Recently, someone told me their executive coach advised them just to take action on a particular issue. They did. It backfired. So significantly that one of their colleagues said to them, “You’ve broken trust.” Yikes! It sparked me to contemplate how folks in the nonprofit sector can access coaching that is both effective and realistic.
Coaching that pushes an agenda rather than enhancing performance is ineffective at best and can even be dangerous.
Coaching helps everyone
Coaching in the nonprofit sector is no longer a nice-to-have. It’s a vital part of professional development that strengthens individual leadership effectiveness, improves organizational performance, and, most important, drives social change.
And yet, executive coaching in the nonprofit sector presents unique challenges. Running an organization with limited resources (money and people) and diffuse legislative decision-making is hard enough. Couple that with incredibly dynamic and forceful externalities, and you have a recipe for complexity that demands effective risk management, adaptive responses, and insightful decisions.
Here’s the thing.
Executive coaching isn’t broken, but these three pitfalls fuel ineffectiveness:
- Lack of accountability, both for coaches and clients
- The superficial approach focused on quick-fix solutions, hacks and catchphrases like “just do it!” that ignore the complexity of the organization and its challenges
- Limited organizational integration focused solely on either AN individual or a small subset of leaders
As you, dear leader, consider what kind of support will be most helpful to you, your team, and your organization; perhaps it’s time to build a coaching culture. One that embeds coaching at all levels of the organization, not just for executives but for everyone.
In his book Birth of the Chaordic Age, Dee Hock (VISA founder) suggests that management is everyone’s job—managing yourself, managing up, managing across, and managing down. That breakthrough idea from 20 years ago can and should be expanded to include coaching. Imagine what’s possible when folks manage more effectively and get the coaching support to do that well.
A culture of feedback and blameless discernment
The key to managing and coaching well is feedback. It is an act of generosity. But without a useful framework, poorly delivered feedback can actually make things worse. Take the “compliment sandwich”—designed to help managers feel better about giving feedback while often leaving colleagues feeling confused or frustrated.
I have another name for it, but I’ll leave that to the imagination…
Support a culture of feedback by strengthening your own mental capacity to engage in blameless discernment.
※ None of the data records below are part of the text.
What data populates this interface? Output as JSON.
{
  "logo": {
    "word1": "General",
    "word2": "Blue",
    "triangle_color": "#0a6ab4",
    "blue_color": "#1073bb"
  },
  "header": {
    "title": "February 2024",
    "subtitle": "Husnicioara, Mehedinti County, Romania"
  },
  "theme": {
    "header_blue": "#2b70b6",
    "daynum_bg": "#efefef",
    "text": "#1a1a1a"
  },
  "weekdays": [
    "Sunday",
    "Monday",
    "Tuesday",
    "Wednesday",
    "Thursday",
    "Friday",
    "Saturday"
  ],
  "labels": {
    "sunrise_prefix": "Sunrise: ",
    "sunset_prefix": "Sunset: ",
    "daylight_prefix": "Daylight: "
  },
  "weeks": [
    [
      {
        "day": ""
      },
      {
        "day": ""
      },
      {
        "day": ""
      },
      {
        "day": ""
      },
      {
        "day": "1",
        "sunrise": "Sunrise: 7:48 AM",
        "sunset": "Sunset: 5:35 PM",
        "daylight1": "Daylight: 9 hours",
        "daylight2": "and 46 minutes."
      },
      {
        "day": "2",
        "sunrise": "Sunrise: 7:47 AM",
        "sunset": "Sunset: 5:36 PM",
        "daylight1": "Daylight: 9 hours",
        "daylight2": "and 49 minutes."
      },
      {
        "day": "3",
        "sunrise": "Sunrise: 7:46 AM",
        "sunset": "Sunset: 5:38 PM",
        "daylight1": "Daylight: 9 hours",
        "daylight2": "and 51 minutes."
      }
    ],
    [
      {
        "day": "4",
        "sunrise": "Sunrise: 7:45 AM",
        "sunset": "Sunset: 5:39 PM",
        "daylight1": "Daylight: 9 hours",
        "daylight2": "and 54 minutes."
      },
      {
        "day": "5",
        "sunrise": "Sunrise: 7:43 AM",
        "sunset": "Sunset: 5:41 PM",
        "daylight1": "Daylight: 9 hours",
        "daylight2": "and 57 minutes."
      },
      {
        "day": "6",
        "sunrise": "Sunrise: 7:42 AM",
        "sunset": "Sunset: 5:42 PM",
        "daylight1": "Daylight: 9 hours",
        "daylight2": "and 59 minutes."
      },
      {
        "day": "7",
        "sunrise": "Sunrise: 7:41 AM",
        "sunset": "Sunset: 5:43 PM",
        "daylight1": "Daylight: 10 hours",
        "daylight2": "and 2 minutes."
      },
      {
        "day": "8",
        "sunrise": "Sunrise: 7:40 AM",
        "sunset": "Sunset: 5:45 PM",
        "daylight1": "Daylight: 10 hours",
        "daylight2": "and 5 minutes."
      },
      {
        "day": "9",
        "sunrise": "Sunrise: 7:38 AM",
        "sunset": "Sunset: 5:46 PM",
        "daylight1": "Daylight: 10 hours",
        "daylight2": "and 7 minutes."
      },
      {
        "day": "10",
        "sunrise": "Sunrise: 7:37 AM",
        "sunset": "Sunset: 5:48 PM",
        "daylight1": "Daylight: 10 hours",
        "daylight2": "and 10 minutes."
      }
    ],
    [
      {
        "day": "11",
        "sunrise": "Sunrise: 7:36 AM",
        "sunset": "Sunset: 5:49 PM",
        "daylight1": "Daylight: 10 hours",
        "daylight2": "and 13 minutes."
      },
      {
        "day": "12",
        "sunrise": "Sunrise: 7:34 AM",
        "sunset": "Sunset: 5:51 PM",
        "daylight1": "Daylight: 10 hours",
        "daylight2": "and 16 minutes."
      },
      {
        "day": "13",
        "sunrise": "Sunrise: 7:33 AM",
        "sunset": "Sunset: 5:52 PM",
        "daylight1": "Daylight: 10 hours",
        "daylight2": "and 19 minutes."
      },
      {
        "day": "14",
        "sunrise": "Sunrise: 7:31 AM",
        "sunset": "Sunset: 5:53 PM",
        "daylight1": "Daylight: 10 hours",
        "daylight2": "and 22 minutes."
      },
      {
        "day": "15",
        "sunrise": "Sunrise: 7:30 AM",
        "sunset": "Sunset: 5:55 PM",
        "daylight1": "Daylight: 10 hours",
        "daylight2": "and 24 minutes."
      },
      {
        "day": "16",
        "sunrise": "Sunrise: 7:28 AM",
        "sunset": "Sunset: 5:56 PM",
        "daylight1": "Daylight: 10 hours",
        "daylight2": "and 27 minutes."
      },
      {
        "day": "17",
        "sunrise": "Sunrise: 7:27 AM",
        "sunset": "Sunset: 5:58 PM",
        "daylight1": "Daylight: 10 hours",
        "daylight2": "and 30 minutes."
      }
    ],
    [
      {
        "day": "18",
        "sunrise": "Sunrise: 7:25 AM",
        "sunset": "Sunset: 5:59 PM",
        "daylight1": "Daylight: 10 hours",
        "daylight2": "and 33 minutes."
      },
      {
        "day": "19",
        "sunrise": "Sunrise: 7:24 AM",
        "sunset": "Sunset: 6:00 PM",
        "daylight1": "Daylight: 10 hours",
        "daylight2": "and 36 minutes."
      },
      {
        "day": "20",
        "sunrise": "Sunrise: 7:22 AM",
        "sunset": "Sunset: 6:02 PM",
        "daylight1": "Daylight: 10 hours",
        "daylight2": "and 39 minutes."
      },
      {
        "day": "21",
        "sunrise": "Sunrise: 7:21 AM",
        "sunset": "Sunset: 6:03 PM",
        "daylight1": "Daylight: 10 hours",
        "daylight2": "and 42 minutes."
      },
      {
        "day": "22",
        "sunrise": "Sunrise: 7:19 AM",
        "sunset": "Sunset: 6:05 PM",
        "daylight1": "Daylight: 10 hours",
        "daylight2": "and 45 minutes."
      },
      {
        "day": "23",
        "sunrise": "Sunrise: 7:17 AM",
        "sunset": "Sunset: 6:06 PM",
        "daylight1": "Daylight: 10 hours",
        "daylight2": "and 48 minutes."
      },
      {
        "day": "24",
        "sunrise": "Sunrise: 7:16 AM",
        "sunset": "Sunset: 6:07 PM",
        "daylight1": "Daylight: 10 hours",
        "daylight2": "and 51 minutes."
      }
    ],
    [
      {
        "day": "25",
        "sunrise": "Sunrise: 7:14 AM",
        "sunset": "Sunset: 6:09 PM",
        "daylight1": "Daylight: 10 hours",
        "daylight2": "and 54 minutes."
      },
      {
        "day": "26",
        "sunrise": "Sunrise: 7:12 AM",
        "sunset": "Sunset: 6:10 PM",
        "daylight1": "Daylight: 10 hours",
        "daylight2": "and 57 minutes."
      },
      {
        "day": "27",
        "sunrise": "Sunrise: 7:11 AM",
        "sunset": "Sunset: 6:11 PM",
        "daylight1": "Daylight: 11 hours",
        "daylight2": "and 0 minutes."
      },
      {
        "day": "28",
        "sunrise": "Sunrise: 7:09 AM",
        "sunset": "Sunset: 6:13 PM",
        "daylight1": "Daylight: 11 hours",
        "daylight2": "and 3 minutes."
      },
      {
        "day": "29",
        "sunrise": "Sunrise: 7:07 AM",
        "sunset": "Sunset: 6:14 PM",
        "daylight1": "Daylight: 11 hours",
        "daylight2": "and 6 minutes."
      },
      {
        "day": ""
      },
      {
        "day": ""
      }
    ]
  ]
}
This simple practice ignited by the question, “Without blame or judgment, what are all the relevant factors that MIGHT be contributing to this problem or situation?” allows teams to fully understand what is going on before figuring out what to do about it.
Seems obvious, but we often let our emotions zing us into the blame frame and miss the power of the “aim” frame.
And then check out my fave coaching book, The Coaching Habit. Through seven wicked questions, you can build your coaching muscles every day to help yourself and your team thrive.
Kimberley
Without question, the most abundant, least expensive, most underutilized, and constantly abused resource in the world today is human ingenuity.